What is a Lamassu? Is it evil or good?
Origins and Evolution
Initially depicted as a female deity in Sumerian times, when it was called Lama, it was later depicted from Assyrian times as a hybrid of a human, bird, and either a bull or lion—specifically having a male human head, the body of a bull or a lion, and bird wings, under the name Lamassu. A less frequently used name is shedu.
The lamassu as we know it appeared in the Assyrian culture between the 9th and 7th centuries BCE. The Assyrians envisioned a protective spirit that was part bull and part human (and sometimes part eagle). Instead of being female, this spirit was male, with a nice, long Assyrian beard. It's worth noting that there were female lamassu as well, which are called ''apsasu''.
Female Lamassu called Apsasu, later known as Sphynx. Fragmented limestone, Cypriot, 5c. BC.
The Role of the Lamassu
The Lamassu is an ancient Mesopotamian protective deity.
Lamassu were supernatural spirits, sometimes called demons or genies depending on which language you're translating from, who first served to protect the gods.
Front of Lamassu placed at entrance as a sentinel.

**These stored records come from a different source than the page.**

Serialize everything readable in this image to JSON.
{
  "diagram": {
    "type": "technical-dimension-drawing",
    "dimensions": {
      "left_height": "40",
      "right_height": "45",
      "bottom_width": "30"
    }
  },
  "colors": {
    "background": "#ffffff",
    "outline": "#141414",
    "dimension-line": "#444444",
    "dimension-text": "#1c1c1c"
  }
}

They were then also household protective spirits of the common Babylonian people, becoming associated later as royal protectors, and were placed as sentinels at entrances. They were often placed as a pair at the entrance of palaces. At the entrance of cities, they were sculpted in colossal size, and placed as a pair, one at each side of the door of the city, that generally had doors in the surrounding wall, each one looking towards one of the cardinal points.
The palace of the king was often guarded with a pair of massive lamassu as well, generally carved from single blocks of stone. Anybody entering the palace would have to pass between these fearsome guardians, reminding them of the king's power. From what we can tell, it seems that these sculptures were believed to protect the palace and king from evil supernatural forces as well. In some cases, the lamassu statues were accompanied by plaques extolling the virtues of the king and threatening curses upon any who would wish to harm him.
To protect houses, the lamassu were engraved in clay tablets, which were then buried under the door's threshold.